In 1921, Guccio Gucci opens a leather goods company and small luggage store in his native Florence. Having spent years working in London’s Savoy Hotel, he had absorbed the refined aesthetic of English nobility, and introduces this sensibility in Italy through exclusive leather goods created and produced by the master craftsmanship of Tuscan artisans.
Within a few years time, the label enjoys such success as it attracts a sophisticated international clientele, who seek out the equestrian-inspired collection of bags, trunks, gloves, shoes and belts. The horsebit and stirrup motifs were born of this world and become enduring symbols of the fashion house, and of an increasingly innovative design aesthetic.
Faced with a shortage of standard materials during the difficult years of Fascist dictatorship in Italy, Gucci establishes itself as an enterprise synonymous with exceptional creativity and resourcefulness. The “Bamboo Bag” is introduced, becoming one of the first of Gucci’s many iconic products. A favorite of royalty and celebrity alike, the bag is still available today.

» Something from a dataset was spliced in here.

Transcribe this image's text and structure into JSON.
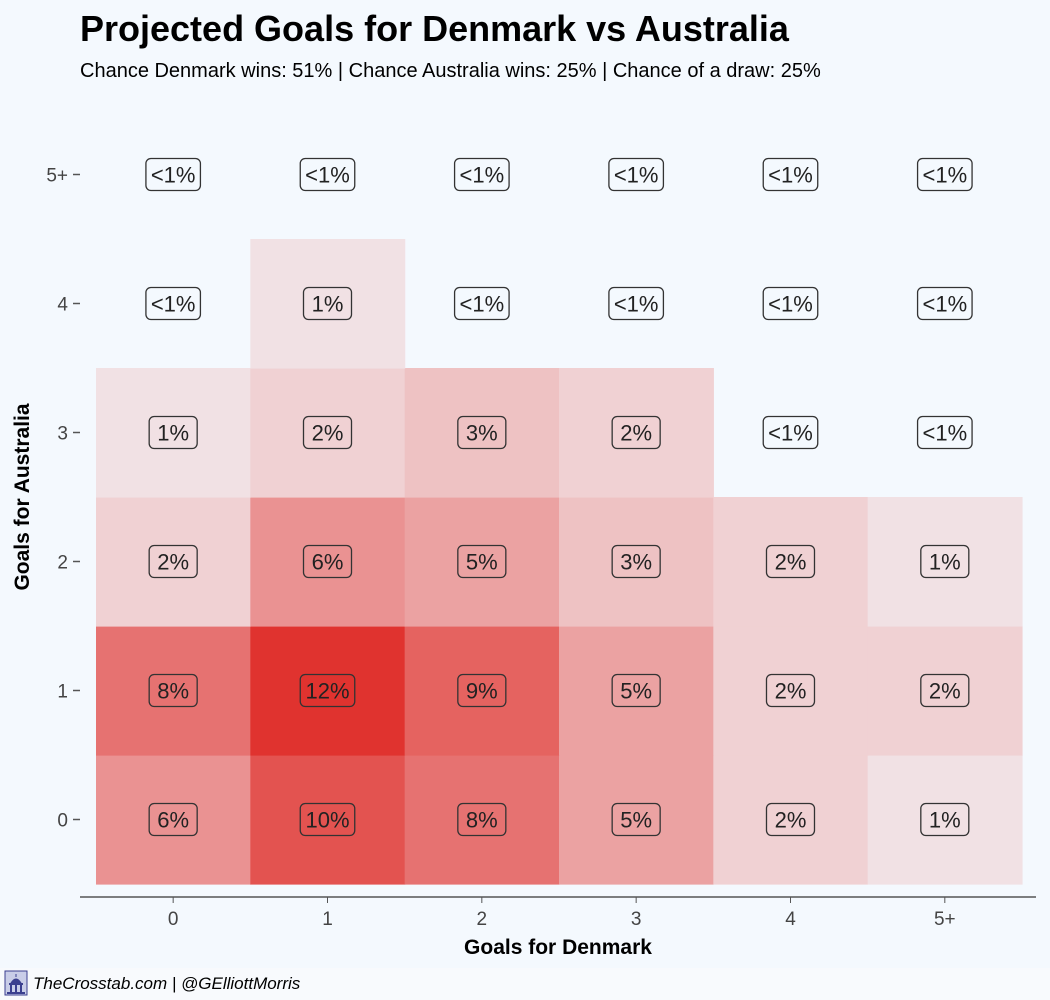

During the 1950s, the trademark green-red-green web, which is derived from the saddle girth, becomes a great success and remains one of the most familiar identifiers of the brand. With stores opening in Milan and New York, Gucci starts to build a global presence as a symbol of modern luxury. Guccio Gucci dies in 1953. His sons Aldo, Vasco, Ugo and Rodolfo take over the business.
Gucci introduces products that are cherished by the most iconic figures of the time and become renown for timeless design. Jackie Kennedy carries the Gucci shoulder bag, which is known today as the ‘Jackie O’. Liz Taylor, Peter Sellers and Samuel Beckett wear the unstructured, unisex ‘Hobo Bag.’ The classic moccasin with horsebit hardware becomes part of the permanent collection at the Costume Institute, Metropolitan Museum of Art in New York. The Flora silk print scarf is created for Grace Kelly.
Gucci continues its expansion abroad with stores opening in London, Palm Beach, Paris and Beverly Hills.
In the mid 60s, Gucci adopts the legendary interlocking double ‘G’ logo.
Gucci continues its global expansion, true to the original aspirations of Aldo, now targeting the Far East. Stores open in Tokyo and Hong Kong. The company increases and diversifies production, carrying out significant research on new more luxurious materials and innovative approaches to design never tabling the legendary quality and craftsmanship synonymous with the brand. The great classics are revamped in new shapes and colors, and new product categories are introduced.
In 1982, Gucci becomes a public limited company, and leadership is passed to Rodolfo’s son, Maurizio Gucci, who holds 50 percent of the shares. In 1984, Domenico De Sole becomes president of Gucci America. Investcorp, a Bahrain-based investment company, purchases the remaining 50 percent belonging to Aldo Gucci and his descendants in the late 80s.
Gucci is relaunched to global renown through a groundbreaking mix of tradition and innovation. Tom Ford becomes creative director of Gucci in 1994 and infuses the luxury brand with a sense of daring and provocation that resonates with celebrity and accomplished elite. The stiletto, and silk cut-out jersey dresses with metallic hardware details become icons of Ford’s unique vision.
Domenico De Sole is appointed CEO in 1995, and Gucci makes the highly successful transformation to a fully public company. Gucci is named “European Company of the year 1998” by the European Business Press Federation for its economic and financial performance, strategic vision and management quality. In 1999, Gucci enters into a strategic alliance with Pinault-Printemps-Redoute and transforms itself from a single brand company into a multibrand group.
Gucci achieves astounding global success and is named the most desirable luxury brand in the world (Nielsen company, 2007). Frida Giannini, formerly Creative Director of accessories, is named sole Creative Director in 2006. Exploring Gucci’s rich heritage and its incomparable craftsmanship capabilities, Giannini creates a unique vision for Gucci that fuses past and present; history and modernity. Key house icons are reinvented in a fresh new guise, including Flora, La Pelle Guccissima, the New Jackie, and the New Bamboo. The company’s partnership with UNICEF, first started in 2005, gains traction each year, becoming a major corporate initiative that dovetails seamlessly with the Italian brand’s global reach. In 2009, Patrizio di Marco replaces Mark Lee as CEO of Gucci. Under his direction the storied Italian brand’s exclusive heritage and long-lasting values are emphasized in conjunction with its high fashion and aspirational style.